Comment: I am a Pinkwater fan from way back. So when I was bored, without any reading material at hand, I picked up this gem and read it. Pinkwater was still as great as I remembered, and I wish that I'd had this book in particular when I was in junior high. You see, I only now realize that I attended Bat Mastersom Jr High. Sure, it wasn't called that, but everything matched. Even from my current place in life, as a college sophmore, my junior high school experience is still a difficult question for me, and this book has helped me to put it into perspective. A must for any young person who is struggling with a world that won't accept them for their own strengths. We need more authors for catering to the intellegent youth, offering the message that even though your life seems so much harder than those who choose to remain ignorant, you can hold your head high, and you will be happier in the long run. Pinkwater deserves a spot next to Roald Dahl, Madeline L'Engel, Dr. Seuss, and the other greats of children's literature.

Rating: 5
Summary: Leonard Neeble befriends Alan, travel inter-dimensionally
Comment: Life at Bat Masterson High School has been a tough adjustment for Leonard Neeble, who just moved to Hogboro, NJ. Teaming up with Alan Mendelsohn, he meets strange vagrants, cheating bookstore clerks, and otherworldly beings. Mostly, he skips school and breaks a lot of rules, unlike characters in most current young adult fiction. The protagonists of this story more closely resemble the daring adventurers of Mark Twain's fiction, which is most of what makes this book so enthralling. All of the plausible sci-fi, conspiracy and kookdom pull the reader in, but the impeccable humor makes the read stick. I've read it four times and want to to so again

Rating: 5
Summary: Klugarsh Mind Control for all of us!
Comment: I was reminded of this most excellent book yesterday when I heard an interview with the author of *Mind Wide Open* on the radio. He apparently tested a bunch of "brain machines" to write about in his book, and one of them was a video game sort of thing, in which the player must learn to enter the alpha brain state at will in order to succeed at the game.

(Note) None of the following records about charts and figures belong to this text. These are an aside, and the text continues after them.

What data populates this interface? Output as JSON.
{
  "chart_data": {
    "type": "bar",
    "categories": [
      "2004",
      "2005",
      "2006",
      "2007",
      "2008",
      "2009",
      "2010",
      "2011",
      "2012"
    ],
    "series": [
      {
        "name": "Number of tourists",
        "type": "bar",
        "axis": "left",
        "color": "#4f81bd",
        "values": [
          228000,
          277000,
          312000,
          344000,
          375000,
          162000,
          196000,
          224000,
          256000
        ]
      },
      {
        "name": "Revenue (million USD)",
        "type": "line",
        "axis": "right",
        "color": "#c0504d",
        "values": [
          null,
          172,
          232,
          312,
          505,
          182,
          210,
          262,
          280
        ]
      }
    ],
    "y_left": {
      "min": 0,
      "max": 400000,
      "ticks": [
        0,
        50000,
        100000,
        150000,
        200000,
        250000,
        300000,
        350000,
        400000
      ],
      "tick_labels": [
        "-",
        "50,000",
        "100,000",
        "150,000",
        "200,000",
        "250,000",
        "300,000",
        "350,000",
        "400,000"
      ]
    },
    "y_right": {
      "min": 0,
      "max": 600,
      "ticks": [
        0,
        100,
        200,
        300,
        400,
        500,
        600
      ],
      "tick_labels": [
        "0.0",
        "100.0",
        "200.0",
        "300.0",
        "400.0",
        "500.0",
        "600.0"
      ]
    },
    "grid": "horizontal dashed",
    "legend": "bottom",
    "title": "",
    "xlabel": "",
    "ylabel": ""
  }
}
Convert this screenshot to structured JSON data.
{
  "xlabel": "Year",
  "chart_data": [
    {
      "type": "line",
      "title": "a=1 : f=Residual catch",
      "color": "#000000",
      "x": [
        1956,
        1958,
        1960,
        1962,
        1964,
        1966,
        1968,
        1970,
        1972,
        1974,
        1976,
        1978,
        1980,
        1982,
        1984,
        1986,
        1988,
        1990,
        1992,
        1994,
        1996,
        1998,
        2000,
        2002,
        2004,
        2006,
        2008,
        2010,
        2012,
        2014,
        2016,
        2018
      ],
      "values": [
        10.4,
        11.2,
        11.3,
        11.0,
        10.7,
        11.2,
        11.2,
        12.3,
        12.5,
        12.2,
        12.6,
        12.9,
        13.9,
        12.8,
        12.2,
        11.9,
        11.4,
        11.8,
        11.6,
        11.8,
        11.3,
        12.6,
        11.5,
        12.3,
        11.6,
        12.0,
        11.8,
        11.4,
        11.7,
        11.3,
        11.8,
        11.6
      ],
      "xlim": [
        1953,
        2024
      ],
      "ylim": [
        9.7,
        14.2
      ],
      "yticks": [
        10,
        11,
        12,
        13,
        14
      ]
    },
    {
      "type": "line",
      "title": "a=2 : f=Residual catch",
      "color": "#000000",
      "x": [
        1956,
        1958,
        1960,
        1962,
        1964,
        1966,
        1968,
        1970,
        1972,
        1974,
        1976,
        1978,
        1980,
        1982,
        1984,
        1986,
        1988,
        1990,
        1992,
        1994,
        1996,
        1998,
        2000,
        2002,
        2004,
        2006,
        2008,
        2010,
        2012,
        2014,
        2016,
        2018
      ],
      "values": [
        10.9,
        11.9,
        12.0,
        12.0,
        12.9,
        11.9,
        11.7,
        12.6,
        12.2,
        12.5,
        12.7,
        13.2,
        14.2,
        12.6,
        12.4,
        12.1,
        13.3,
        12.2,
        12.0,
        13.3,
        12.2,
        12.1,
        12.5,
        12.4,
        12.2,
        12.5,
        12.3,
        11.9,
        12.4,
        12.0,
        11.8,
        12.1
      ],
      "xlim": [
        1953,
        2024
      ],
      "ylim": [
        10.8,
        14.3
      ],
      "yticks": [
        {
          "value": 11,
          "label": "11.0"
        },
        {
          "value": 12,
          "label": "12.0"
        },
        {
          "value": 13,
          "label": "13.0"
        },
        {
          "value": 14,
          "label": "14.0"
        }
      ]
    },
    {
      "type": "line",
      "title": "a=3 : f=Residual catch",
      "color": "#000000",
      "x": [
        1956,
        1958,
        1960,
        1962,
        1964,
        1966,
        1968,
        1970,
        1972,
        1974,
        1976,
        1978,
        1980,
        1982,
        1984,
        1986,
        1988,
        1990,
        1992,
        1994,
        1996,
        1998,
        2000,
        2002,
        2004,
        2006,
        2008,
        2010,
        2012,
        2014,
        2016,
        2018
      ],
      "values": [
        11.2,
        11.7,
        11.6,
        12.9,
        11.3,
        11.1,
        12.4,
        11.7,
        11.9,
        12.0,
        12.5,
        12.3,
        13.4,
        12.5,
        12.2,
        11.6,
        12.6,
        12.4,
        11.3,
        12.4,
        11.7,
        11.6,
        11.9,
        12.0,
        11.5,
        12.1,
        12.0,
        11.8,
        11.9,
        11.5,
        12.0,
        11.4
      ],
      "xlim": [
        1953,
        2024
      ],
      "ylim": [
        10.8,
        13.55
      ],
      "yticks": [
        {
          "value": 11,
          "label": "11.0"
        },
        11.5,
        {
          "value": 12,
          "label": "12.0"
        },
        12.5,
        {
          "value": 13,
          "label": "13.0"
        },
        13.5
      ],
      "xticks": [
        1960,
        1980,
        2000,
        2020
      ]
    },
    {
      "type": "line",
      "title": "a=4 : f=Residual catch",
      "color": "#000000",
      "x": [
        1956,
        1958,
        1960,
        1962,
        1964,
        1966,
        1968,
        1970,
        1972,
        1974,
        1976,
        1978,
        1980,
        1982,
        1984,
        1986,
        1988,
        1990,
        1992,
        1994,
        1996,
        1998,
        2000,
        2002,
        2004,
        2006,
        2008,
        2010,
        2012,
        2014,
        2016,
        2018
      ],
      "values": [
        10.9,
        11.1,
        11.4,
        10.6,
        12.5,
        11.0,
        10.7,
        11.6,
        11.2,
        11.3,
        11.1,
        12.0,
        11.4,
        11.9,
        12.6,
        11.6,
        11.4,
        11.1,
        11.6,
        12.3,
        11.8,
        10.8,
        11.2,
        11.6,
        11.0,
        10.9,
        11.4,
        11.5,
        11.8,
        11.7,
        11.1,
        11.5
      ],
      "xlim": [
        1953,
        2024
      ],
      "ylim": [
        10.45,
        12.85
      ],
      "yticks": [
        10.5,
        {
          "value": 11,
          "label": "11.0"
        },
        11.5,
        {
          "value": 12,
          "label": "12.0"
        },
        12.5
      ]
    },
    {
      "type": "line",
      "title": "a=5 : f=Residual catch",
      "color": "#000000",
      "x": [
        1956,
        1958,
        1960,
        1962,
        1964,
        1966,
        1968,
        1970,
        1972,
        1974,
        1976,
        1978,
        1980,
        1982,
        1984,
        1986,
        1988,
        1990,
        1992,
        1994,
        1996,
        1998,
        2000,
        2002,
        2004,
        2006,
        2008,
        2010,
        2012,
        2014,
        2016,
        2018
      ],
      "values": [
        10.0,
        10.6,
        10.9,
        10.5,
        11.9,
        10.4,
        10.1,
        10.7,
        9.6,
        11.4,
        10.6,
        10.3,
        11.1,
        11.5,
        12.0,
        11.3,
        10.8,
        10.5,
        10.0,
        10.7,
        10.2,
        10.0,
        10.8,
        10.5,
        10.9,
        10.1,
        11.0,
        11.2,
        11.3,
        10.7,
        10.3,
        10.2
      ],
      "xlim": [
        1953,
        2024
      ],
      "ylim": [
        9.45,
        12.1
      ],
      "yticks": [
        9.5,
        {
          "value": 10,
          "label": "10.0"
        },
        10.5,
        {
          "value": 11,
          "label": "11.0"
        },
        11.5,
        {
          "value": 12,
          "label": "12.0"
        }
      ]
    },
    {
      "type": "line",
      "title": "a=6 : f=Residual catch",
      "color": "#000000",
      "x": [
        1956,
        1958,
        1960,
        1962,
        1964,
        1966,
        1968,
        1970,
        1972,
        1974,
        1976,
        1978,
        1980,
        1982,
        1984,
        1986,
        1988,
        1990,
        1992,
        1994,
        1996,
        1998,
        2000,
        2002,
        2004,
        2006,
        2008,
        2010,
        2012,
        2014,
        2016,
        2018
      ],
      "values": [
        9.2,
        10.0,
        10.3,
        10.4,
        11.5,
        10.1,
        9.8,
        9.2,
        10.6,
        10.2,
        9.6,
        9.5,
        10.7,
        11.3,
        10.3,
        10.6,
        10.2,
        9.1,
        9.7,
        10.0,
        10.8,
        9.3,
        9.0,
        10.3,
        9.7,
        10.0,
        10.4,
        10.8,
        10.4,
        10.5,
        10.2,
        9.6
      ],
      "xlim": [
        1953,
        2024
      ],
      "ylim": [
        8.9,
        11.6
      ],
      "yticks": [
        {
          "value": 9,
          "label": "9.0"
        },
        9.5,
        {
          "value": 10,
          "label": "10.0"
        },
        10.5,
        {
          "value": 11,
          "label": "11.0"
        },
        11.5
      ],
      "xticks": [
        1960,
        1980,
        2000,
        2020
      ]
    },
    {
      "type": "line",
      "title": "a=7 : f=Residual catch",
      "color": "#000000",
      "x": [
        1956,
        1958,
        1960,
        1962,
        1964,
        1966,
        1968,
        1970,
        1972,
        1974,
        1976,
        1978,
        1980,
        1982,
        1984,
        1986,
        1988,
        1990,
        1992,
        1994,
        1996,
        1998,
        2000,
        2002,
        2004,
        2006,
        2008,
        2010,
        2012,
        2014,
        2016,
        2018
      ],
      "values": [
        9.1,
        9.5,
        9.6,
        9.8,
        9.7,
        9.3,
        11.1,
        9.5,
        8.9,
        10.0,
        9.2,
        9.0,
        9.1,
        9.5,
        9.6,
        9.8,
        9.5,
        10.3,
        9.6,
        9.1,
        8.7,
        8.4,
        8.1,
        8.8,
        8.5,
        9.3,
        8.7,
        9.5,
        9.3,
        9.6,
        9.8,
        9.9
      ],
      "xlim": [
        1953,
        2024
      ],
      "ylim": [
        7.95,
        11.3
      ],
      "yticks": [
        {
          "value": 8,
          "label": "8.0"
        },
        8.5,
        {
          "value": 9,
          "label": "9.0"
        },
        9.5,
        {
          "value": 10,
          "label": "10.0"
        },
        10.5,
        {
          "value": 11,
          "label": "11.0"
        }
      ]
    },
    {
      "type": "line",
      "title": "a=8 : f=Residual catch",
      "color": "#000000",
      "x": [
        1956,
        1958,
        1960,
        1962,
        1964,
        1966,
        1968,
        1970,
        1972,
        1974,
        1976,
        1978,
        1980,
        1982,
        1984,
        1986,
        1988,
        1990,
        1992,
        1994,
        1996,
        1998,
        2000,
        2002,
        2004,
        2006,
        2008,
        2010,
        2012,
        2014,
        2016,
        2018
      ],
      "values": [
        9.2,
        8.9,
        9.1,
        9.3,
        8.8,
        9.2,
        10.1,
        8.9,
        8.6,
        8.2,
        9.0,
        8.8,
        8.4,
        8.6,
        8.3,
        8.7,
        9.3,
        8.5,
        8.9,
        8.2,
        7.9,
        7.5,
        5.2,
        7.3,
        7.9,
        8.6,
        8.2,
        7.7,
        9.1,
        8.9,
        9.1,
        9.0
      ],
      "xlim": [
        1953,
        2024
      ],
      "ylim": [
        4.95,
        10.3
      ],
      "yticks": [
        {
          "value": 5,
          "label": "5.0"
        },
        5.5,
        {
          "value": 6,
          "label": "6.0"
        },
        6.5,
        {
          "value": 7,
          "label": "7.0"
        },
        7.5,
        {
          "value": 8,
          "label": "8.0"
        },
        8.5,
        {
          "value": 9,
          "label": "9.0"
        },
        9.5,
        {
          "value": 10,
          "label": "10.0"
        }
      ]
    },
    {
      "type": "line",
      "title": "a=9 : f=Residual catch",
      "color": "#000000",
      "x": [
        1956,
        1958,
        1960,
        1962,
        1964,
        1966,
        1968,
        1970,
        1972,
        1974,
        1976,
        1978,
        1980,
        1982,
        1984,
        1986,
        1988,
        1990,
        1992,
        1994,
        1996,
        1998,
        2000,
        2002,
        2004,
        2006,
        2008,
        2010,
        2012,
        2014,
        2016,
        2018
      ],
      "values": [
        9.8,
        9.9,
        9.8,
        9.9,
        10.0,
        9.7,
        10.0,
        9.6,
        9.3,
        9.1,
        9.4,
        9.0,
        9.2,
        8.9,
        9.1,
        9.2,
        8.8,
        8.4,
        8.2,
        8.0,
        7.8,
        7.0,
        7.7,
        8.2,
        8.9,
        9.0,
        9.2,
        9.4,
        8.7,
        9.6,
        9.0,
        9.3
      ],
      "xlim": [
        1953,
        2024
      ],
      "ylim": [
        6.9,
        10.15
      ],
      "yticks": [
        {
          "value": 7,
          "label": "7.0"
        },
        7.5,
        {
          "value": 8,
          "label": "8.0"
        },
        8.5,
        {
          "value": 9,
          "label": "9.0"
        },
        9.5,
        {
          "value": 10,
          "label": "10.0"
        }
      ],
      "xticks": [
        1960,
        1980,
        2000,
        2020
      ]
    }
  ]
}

Of course genius Daniel Pinkwater had this idea years ago!! I kept thinking, "You just have to fall back laughing, saying 'I give up,' of course!" Readers of *Alan Mendelsohn* will have an early advantage if this game hits the big time.

As is the case for many other reviewers, this book was one of the most important of my adolescence, one of the few that I read and re-read. My brother and I would repeatedly crack up reminding each other of a certain unorthodox loudspeaker incident in it.

What I most admire about this book when I think back about it now is that it keeps moving forward into surprising territory---it has a satisfying revenge fantasy plot, a self-actualization plot, an adventure/alternate reality plot, and a refreshing sense of "larger mystery" throughout. As a young adult, it helps to be reminded that there are uncharted realms outside of school's hideousness!